Apr
17
The Miracle Breakthrough Microbattery
April 17, 2013 | 3 Comments
The press release suggests the new microbattery is the most powerful battery on the planet. They are only a few millimeters in size and yet they pack such a punch that a driver could use a cellphone powered by these batteries to jump-start a dead car battery – and then recharge the phone in “the blink of an eye”. This is a big claim.
Led by William P. King, the UI Bliss Professor of mechanical science and engineering, the researchers published their results in the April 16 issue of Nature Communications. The paper is of course peer reviewed and the hard details state the lithium ion microbatteries have power densities up to 7.4 mWcm−2 μm−1, which equals or exceeds that of the best supercapacitors, and which is 2,000 times higher than that of other microbatteries.
This looks serious . . .
Professor King said, “This is a whole new way to think about batteries. A battery can deliver far more power than anybody ever thought. In recent decades, electronics have gotten small. The thinking parts of computers have gotten small. And the battery has lagged far behind. This is a microtechnology that could change all of that. Now the power source is as high-performance as the rest of it.”
The team’s key insight is that the battery microarchitecture can concurrently optimize ion and electron transport for high-power delivery, realized here as a ‘three-dimensional bicontinuous interdigitated’ microelectrodes. The battery microarchitecture affords trade-offs between power and energy density that result in a high-performance power source, and which is scalable to larger areas.
With currently available power sources, users have had to choose between power and energy. For applications that need a lot of power, like broadcasting a radio signal over a long distance, capacitors can release energy very quickly but can only store a small amount. For applications that need a lot of energy, like playing a radio for a long time, fuel cells and batteries can hold a lot of energy but release it or recharge slowly.
James Pikul, a graduate student and first author of the paper said, “There’s a sacrifice, if you want high energy you can’t get high power; if you want high power it’s very difficult to get high energy. But for very interesting applications, especially modern applications, you really need both. That’s what our batteries are starting to do. We’re really pushing into an area in the energy storage design space that is not currently available with technologies today.”
The new microbatteries offer both power and energy, and by tweaking the structure a bit, the researchers can tune them over a wide range on the power-versus-energy scale.

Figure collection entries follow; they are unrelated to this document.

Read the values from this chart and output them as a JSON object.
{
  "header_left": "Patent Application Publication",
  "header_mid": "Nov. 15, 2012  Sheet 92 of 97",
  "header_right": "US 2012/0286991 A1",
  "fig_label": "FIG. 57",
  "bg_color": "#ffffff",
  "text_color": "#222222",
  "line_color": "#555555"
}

The new microbatteries owe their high performance to their internal three-dimensional microstructure. Batteries have two key components: the anode (minus side) and cathode (plus side). Building on a novel fast-charging cathode design by materials science and engineering professor Paul Braun’s group, King and Pikul developed a matching anode and then developed a new way to integrate the two components at the microscale to make a complete battery with superior performance.
With so much power, the batteries could enable sensors or radio signals that broadcast 30 times farther, or the devices might be 30 times smaller. The batteries are rechargeable and can charge 1,000 times faster than competing technologies, “Imagine juicing up a credit-card-thin phone in less than a second,” quotes the press release. In addition to consumer electronics, medical devices, lasers, sensors and other applications could see leaps forward in technology with such power sources available.

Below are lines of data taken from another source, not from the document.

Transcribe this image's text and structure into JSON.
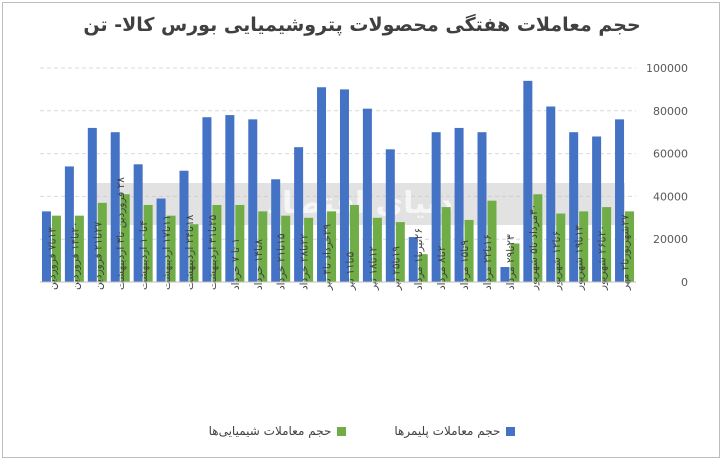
{
  "chart_data": {
    "type": "bar",
    "title": "حجم معاملات هفتگی محصولات پتروشیمیایی بورس کالا- تن",
    "xlabel": "",
    "ylabel": "",
    "ylim": [
      0,
      100000
    ],
    "yticks": [
      0,
      20000,
      40000,
      60000,
      80000,
      100000
    ],
    "ytick_labels": [
      "0",
      "20000",
      "40000",
      "60000",
      "80000",
      "100000"
    ],
    "grid": true,
    "legend_position": "bottom",
    "watermark": "دنیای اقتصاد",
    "categories": [
      "۱۳تا۷ فروردین",
      "۲۰تا۱۴ فروردین",
      "۲۷تا۲۱ فروردین",
      "۲۸ فروردین تا۳ اردیبهشت",
      "۴تا۱۰ اردیبهشت",
      "۱۱تا۱۷ اردیبهشت",
      "۱۸تا۲۴ اردیبهشت",
      "۲۵تا۳۱ اردیبهشت",
      "۱ تا ۷ خرداد",
      "۸تا۱۴ خرداد",
      "۱۵تا۲۱ خرداد",
      "۲۲تا۲۸ خرداد",
      "۲۹خرداد تا۴ تیر",
      "۵تا۱۱ تیر",
      "۱۲تا۱۸ تیر",
      "۱۹تا۲۵ تیر",
      "۲۶تیرتا۱ مرداد",
      "۲تا۸ مرداد",
      "۹تا۱۵ مرداد",
      "۱۶تا۲۲ مرداد",
      "۲۳تا۲۹ مرداد",
      "۳۰مرداد تا۵ شهریور",
      "۶تا۱۲ شهریور",
      "۱۳تا۱۹ شهریور",
      "۲۰تا۲۶ شهریور",
      "۲۷شهریورتا۲ مهر"
    ],
    "series": [
      {
        "name": "حجم معاملات پلیمرها",
        "color": "#4472C4",
        "values": [
          33000,
          54000,
          72000,
          70000,
          55000,
          39000,
          52000,
          77000,
          78000,
          76000,
          48000,
          63000,
          91000,
          90000,
          81000,
          62000,
          21000,
          70000,
          72000,
          70000,
          7000,
          94000,
          82000,
          70000,
          68000,
          76000
        ]
      },
      {
        "name": "حجم معاملات شیمیایی‌ها",
        "color": "#70AD47",
        "values": [
          31000,
          31000,
          37000,
          41000,
          36000,
          31000,
          27000,
          36000,
          36000,
          33000,
          31000,
          30000,
          33000,
          36000,
          30000,
          28000,
          13000,
          35000,
          29000,
          38000,
          18000,
          41000,
          32000,
          33000,
          35000,
          33000
        ]
      }
    ]
  }
}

King said quite correctly, “Any kind of electronic device is limited by the size of the battery – until now. Consider personal medical devices and implants, where the battery is an enormous brick, and it’s connected to itty-bitty electronics and tiny wires. Now the battery is also tiny.”
The team’s plan for the future is working on integrating their batteries with other electronics components, as well as manufacturability at low cost.

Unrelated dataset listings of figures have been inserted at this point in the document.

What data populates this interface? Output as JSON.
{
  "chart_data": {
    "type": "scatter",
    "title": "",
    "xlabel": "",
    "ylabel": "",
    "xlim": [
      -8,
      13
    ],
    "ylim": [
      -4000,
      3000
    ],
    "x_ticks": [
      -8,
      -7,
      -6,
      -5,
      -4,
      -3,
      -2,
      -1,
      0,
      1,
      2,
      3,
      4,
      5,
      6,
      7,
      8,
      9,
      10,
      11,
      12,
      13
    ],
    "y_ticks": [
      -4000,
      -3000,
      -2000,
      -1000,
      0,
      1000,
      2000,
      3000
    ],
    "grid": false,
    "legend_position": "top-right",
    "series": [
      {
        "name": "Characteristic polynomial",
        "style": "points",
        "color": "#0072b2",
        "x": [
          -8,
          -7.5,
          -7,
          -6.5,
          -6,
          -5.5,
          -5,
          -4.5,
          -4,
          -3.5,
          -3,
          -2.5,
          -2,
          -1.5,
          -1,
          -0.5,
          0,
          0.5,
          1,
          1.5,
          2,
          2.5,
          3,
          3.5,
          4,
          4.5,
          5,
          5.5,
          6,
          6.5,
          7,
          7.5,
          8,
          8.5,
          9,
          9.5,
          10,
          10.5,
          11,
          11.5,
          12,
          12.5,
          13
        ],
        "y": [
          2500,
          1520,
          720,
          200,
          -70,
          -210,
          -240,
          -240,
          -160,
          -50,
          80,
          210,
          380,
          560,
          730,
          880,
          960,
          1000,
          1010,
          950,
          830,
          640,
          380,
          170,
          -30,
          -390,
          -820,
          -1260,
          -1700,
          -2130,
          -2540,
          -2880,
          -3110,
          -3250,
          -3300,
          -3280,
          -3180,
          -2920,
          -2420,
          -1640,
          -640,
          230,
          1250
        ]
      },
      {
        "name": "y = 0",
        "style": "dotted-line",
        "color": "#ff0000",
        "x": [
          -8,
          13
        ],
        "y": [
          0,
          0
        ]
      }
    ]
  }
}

Pikul said, “Now we can think outside of the box. It’s a new enabling technology. It’s not a progressive improvement over previous technologies; it breaks the normal paradigms of energy sources. It’s allowing us to do different, new things.”
Professor King is no lightweight looking to make a mark. He’s also affiliated with the Beckman Institute for Advanced Science and Technology; the Frederick Seitz Materials Research Laboratory; the Micro and Nanotechnology Laboratory; as well as the department of electrical and computer engineering at the University of Illinois.
Details are still really thin. The energy and power density numbers aren’t out nor the all important charge discharge cycle life. The first hurdle, costs, aren’t covered either. Much more to come we hope.
For those folks in the battery business, the study paper is worth a look. For the rest of us, the paywall is in place even though a U.S. government department, the Air Force Office of Scientific Research helped fund the work that is supposed to make these kinds of things publicly available.
On the other hand a paltry $32 will buy a copy so the tech won’t stay in the U.S. for even a day – its likely swiped already. C’est la vie.
Comments
3 Comments so far
As a layman, I have to ask: Can this scale up for use on cars?
Even a small battery in a car for jumpstarts is an interesting idea…..or eliminate the big heavy battery and use one of these….
This could be huge if the manufacturing issues can be dealt with. The applicatons that could benifit are quite widespred. the key issue will be cost. Nano fabrication would seem to be finaly creating some competative components that can fundamentaly change mankind.
Did you look at the energy density? Although the power density is good, I think you’ll find that the energy density is much lower than larger batteries.